Where Do Cannabis DNA Mutations Come From? The Biology Behind Genetic Fingerprints

Where Do Cannabis DNA Mutations Come From? The Biology Behind Genetic Fingerprints

Chad Ternes

Cannabis genetic fingerprinting relies on SNPs and indels, the specific positions in the genome where one plant differs from another. But where do those differences actually come from? Understanding the biology behind DNA mutation isn't just scientifically interesting, it's directly relevant to understanding why genetic fingerprints are stable, heritable, and reliable enough to use as the foundation for cultivar IP protection.

In my last post I talked about what SNPs are and how we can use them to protect cannabis cultivar IP. But where exactly do DNA mutations like SNPs and indels come from? You can think of them as scars left in the DNA.

During cell division, the cell's DNA has to be copied. The enzyme responsible is DNA polymerase, a molecular machine that adds one letter at a time to the end of a growing strand, following a template. Copying DNA is extraordinarily accurate, roughly one mistake per hundred million letters. But it's not perfect. Even with a backup proofreading system working to catch and correct errors, some slip through. Over time those mistakes accumulate, considering that billions of letters are copied with every cell division.

Physical and chemical damage can also cause mutations. UV light is a well-known DNA mutagen that disrupts how the letters of the DNA strand bond to each other. If that damage isn't repaired before the next round of copying, it becomes a permanent change in the sequence. Oxidative stress from environmental conditions can cause the DNA strand to break entirely. Those breaks, when repaired imperfectly, often produce indels: positions where letters are accidentally inserted or deleted relative to the original sequence. Again, cells have repair systems for this. And again, those systems are not perfect.

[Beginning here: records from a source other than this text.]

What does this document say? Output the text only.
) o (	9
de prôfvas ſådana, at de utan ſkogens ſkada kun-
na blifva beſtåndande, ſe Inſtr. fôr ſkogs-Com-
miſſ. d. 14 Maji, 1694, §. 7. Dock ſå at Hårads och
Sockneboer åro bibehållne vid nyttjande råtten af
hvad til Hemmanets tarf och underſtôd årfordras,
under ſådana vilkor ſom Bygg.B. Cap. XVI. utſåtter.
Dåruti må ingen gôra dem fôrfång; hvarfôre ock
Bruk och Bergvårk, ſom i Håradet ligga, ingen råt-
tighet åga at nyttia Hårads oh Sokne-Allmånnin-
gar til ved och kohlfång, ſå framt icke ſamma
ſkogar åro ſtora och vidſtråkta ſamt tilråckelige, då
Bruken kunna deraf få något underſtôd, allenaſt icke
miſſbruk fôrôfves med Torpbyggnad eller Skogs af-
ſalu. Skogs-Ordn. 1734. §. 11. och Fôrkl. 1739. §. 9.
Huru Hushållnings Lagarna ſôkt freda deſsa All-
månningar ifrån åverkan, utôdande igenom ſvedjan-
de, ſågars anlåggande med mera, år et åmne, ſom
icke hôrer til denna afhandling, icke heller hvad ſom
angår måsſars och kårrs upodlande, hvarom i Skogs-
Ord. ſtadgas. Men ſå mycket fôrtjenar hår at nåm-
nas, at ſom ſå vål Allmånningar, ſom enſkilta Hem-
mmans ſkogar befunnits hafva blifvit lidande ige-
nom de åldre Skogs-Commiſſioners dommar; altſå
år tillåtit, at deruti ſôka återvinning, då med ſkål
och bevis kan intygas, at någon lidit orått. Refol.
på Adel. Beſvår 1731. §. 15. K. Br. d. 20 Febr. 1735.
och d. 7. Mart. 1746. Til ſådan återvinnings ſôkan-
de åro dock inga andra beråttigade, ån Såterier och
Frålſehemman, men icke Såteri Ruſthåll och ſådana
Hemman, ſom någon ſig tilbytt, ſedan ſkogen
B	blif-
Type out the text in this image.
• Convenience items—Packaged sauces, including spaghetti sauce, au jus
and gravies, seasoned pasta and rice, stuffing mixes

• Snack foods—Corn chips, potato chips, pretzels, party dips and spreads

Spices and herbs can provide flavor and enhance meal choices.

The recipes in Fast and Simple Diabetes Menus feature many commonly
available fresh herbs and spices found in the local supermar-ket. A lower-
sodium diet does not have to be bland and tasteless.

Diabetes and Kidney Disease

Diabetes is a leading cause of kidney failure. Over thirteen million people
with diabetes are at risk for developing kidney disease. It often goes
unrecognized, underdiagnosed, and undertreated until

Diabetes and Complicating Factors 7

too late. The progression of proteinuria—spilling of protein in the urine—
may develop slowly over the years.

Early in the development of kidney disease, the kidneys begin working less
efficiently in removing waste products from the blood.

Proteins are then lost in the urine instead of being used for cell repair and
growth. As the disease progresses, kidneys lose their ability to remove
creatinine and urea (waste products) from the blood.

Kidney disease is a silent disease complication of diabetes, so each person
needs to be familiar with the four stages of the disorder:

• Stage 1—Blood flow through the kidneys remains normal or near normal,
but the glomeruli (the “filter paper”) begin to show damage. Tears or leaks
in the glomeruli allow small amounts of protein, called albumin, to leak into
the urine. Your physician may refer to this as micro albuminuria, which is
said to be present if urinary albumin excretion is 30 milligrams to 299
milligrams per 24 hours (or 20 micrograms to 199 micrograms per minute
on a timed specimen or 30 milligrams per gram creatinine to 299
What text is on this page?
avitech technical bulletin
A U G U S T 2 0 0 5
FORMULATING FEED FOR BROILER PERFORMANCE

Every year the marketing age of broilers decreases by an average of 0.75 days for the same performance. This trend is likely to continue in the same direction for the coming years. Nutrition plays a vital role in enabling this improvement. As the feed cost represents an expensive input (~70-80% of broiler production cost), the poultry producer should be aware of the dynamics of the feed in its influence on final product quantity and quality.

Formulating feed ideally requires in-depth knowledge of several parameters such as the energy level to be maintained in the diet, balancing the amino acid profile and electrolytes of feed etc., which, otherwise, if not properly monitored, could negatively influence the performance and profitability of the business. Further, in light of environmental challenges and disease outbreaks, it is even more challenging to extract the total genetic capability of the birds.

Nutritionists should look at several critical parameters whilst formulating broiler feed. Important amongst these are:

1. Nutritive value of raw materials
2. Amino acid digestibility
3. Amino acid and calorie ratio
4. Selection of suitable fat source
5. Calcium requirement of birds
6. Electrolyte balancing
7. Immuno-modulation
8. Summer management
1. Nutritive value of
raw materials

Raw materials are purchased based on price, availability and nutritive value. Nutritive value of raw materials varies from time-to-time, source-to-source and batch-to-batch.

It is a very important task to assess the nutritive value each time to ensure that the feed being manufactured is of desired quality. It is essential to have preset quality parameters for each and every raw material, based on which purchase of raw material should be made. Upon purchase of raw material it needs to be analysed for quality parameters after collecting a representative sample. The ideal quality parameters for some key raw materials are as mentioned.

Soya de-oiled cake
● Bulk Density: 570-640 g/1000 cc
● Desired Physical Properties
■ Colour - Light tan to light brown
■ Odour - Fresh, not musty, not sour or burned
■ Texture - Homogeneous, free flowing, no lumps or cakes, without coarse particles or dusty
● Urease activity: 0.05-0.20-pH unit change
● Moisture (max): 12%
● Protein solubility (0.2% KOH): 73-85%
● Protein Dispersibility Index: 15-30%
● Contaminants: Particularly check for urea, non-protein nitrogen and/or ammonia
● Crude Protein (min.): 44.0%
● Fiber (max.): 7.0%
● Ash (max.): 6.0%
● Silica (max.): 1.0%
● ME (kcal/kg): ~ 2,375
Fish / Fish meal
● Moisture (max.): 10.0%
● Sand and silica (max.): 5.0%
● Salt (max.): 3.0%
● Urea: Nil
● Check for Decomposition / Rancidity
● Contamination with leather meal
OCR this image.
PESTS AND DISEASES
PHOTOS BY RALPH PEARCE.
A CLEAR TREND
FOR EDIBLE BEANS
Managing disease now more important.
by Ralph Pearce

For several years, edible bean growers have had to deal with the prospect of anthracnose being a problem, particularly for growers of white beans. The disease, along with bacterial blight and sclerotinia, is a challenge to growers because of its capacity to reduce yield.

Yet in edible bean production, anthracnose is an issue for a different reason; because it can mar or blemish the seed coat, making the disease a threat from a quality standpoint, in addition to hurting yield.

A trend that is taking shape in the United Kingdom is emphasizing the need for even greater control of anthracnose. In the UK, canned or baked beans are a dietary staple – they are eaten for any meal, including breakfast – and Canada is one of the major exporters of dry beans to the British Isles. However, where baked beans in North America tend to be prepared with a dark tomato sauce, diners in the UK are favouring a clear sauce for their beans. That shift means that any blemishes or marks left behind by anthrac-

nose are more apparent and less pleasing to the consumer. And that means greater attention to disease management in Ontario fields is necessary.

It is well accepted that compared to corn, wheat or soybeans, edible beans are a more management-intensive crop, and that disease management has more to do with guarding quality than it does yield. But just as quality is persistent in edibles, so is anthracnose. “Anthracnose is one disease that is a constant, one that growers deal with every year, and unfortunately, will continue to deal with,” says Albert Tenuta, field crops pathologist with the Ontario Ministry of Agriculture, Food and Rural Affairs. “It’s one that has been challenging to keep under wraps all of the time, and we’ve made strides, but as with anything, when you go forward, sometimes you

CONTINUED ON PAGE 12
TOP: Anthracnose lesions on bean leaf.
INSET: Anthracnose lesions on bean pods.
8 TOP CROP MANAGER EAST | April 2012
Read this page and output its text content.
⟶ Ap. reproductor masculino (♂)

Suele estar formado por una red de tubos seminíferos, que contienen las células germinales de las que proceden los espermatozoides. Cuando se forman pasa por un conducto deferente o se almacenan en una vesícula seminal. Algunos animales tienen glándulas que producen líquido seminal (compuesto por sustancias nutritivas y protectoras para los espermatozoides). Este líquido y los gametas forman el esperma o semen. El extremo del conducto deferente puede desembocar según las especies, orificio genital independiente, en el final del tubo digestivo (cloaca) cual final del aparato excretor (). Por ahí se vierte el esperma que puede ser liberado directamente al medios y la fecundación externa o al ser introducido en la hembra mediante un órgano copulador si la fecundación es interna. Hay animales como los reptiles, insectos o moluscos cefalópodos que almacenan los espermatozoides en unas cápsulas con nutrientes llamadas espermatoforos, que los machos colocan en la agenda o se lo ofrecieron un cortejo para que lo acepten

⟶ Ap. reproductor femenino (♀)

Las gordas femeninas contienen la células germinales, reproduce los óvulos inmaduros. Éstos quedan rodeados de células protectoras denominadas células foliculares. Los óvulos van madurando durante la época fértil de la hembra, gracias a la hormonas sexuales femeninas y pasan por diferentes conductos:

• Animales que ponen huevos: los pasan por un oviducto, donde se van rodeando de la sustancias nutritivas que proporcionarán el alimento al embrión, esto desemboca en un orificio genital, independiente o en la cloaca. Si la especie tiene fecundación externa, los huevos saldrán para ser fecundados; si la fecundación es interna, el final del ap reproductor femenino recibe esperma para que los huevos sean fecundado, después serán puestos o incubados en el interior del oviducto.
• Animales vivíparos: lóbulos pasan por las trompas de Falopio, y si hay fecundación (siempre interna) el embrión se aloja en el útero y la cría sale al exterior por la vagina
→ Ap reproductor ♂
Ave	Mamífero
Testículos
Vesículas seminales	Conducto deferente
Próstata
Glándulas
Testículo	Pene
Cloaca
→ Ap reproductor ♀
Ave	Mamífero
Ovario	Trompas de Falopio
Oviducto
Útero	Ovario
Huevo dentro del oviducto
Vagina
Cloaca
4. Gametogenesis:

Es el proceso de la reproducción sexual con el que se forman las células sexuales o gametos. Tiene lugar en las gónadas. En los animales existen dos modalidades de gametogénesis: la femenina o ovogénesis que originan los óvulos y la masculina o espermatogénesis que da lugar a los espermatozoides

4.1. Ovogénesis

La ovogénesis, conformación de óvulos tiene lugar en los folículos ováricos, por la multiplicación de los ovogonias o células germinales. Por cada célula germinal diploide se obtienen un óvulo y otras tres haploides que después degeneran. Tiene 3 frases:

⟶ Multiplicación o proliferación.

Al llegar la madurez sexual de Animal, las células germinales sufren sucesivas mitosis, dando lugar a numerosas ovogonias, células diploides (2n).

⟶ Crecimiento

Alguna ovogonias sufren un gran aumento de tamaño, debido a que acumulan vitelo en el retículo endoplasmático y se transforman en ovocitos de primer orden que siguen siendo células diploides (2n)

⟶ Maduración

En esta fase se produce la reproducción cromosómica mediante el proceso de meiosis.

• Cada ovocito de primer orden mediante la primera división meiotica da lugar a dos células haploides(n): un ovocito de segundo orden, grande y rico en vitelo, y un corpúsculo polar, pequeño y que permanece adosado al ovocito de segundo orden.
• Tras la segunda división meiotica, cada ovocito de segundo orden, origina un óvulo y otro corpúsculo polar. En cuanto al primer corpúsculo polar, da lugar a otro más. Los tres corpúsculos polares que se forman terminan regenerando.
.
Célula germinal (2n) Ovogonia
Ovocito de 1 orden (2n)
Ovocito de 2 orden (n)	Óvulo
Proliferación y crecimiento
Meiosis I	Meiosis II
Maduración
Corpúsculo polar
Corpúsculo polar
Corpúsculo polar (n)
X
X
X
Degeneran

These tiny mistakes and DNA scars might seem random, but they're the raw material of a cultivar's genetic fingerprint.

Not all mutations persist. Many occur in cells that die without passing anything on, and the mutation disappears with them. But when a mutation occurs in the right cell, at the right time, it becomes heritable: copied faithfully into every downstream cell, passed from mother plant to clone, stable across propagation cycles, and detectable with modern sequencing tools.

That's what a SNP or an indel actually is at the biological level. Not noise. Not damage that undermines the fingerprint. A stable, heritable record of a molecular event that happened once, propagated forward, and now tells us something real and reproducible about the identity of that plant.